Em 2025, em royalties e participações especiais, R$ 1,43 bilhão foi destinado ao Estado, segundo dados do Observatório da Federação das Indústrias do Espírito Santo. Com uma redistribuição dos recursos, os capixabas deixariam de ganhar cerca de R$ 500 milhões do montante estadual.
Para os municípios, no total, foram destinados R$ 996,4 milhões. O tema preocupa ainda já que a exploração de petróleo e gás responde por 5,1% do Produto Interno Bruto estadual, representa 21,4% da indústria estadual e gera mais de 17 mil empregos formais.

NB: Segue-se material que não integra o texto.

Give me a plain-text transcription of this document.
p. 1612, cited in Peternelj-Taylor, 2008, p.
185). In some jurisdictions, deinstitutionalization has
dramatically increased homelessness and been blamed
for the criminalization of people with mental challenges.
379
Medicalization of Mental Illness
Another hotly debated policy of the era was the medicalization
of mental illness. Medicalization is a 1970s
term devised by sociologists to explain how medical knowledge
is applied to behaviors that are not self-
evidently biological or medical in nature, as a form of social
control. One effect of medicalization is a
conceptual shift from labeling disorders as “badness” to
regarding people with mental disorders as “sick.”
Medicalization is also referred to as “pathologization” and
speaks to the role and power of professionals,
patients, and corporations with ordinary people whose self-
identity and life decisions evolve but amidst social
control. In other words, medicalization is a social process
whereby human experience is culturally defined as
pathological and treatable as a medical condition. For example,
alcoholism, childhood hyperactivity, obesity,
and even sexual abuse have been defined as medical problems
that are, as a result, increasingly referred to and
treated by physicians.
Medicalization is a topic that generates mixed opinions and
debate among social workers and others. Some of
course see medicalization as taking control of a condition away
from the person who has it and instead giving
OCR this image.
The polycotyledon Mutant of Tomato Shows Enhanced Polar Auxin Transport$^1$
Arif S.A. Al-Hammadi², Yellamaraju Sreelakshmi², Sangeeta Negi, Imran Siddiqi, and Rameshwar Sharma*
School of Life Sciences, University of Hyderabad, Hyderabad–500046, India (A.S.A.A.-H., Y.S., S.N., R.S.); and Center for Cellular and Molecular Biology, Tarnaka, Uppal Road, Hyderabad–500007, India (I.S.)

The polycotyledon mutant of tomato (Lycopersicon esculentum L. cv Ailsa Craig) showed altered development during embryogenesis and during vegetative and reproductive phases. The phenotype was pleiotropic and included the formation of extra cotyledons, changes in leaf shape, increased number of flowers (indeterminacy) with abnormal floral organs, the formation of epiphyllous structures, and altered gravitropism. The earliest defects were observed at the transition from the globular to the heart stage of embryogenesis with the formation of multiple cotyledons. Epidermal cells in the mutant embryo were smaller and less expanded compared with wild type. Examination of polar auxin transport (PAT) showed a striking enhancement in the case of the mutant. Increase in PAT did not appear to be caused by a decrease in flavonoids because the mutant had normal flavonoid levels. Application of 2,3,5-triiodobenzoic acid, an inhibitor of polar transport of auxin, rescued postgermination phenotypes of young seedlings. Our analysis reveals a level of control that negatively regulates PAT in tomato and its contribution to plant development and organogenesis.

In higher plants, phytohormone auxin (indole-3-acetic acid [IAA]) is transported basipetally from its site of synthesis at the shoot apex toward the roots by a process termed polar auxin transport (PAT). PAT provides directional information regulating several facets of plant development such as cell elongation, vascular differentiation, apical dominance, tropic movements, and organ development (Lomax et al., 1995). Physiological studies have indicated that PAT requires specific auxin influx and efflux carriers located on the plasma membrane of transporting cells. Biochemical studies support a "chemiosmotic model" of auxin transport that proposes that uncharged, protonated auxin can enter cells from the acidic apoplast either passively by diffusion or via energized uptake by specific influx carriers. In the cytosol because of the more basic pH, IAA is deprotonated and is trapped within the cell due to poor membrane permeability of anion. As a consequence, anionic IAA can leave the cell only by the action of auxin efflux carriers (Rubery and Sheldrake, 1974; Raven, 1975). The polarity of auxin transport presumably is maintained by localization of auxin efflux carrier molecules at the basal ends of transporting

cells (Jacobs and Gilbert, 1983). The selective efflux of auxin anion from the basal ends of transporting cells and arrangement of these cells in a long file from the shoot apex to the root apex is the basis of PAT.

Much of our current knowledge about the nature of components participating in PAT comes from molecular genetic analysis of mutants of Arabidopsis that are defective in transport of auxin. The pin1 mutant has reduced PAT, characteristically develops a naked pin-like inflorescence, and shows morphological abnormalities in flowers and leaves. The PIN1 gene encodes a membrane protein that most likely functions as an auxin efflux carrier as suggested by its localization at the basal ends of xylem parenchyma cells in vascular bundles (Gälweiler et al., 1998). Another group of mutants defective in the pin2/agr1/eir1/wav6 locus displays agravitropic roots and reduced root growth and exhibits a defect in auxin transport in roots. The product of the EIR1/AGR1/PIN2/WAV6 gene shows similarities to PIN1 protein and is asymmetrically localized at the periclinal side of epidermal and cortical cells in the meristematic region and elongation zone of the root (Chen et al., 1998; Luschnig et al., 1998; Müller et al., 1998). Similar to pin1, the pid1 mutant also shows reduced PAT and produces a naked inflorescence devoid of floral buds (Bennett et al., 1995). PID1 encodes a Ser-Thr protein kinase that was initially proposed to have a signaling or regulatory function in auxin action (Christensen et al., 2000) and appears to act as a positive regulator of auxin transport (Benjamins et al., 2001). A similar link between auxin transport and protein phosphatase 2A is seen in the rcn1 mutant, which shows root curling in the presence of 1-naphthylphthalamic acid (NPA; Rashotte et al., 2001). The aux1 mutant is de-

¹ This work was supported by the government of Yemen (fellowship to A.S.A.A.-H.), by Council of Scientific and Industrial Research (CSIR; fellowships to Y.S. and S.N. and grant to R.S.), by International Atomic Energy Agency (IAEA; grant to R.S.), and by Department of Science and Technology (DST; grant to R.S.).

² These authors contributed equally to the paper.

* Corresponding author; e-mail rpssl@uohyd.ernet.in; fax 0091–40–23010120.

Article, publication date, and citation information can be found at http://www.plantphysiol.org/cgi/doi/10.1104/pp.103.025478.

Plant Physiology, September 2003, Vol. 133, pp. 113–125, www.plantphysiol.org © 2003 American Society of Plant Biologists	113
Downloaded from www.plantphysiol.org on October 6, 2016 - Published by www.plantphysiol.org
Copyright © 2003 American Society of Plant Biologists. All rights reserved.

Por isso, a Procuradoria Geral do Espírito Santo (PGE-ES) defende que os royalties de petróleo e gás são providos para minimizar os impactos causados pela exploração em diversos setores da sociedade e nos serviços públicos (tráfego de veículos, impactos ambientais, crescimento demográfico, infraestrutura, etc).
Inconstitucionalidade
Além disso, o Estado quer a inconstitucionalidade da Lei 12.734/2012 – que prevê a redistribuição desses recursos para Estados e municípios onde não há exploração de petróleo. A lei em questão está suspensa desde 2013 devido a uma liminar da ministra Cármen Lúcia, do STF, desde então se mantém a distribuição dos royalties e de participações especiais para grandes produtores, conforme prevê a Lei do Petróleo (Lei.478/97).
Cláudio Madureira, procurador-chefe da Procuradoria de Petróleo, Mineração e outros Recursos Naturais do Espírito Santo explica que há precedentes no STF para seguir na direção do Estado – de que os royalties são medidas compensatórias. Isso ocorrendo, segundo ele, seria inclusive um sinal para os demais tribunais buscam manter a jurisprudência estável.
Estratégia do ES
Mas caso o Supremo opte por uma maior redistribuição para os Estados e municípios não produtores de petróleo, uma estratégia, segundo Madureira é a aplicação da Lei apenas em contratos novos, assinados após a publicação da regra, preservando a arrecadação atual.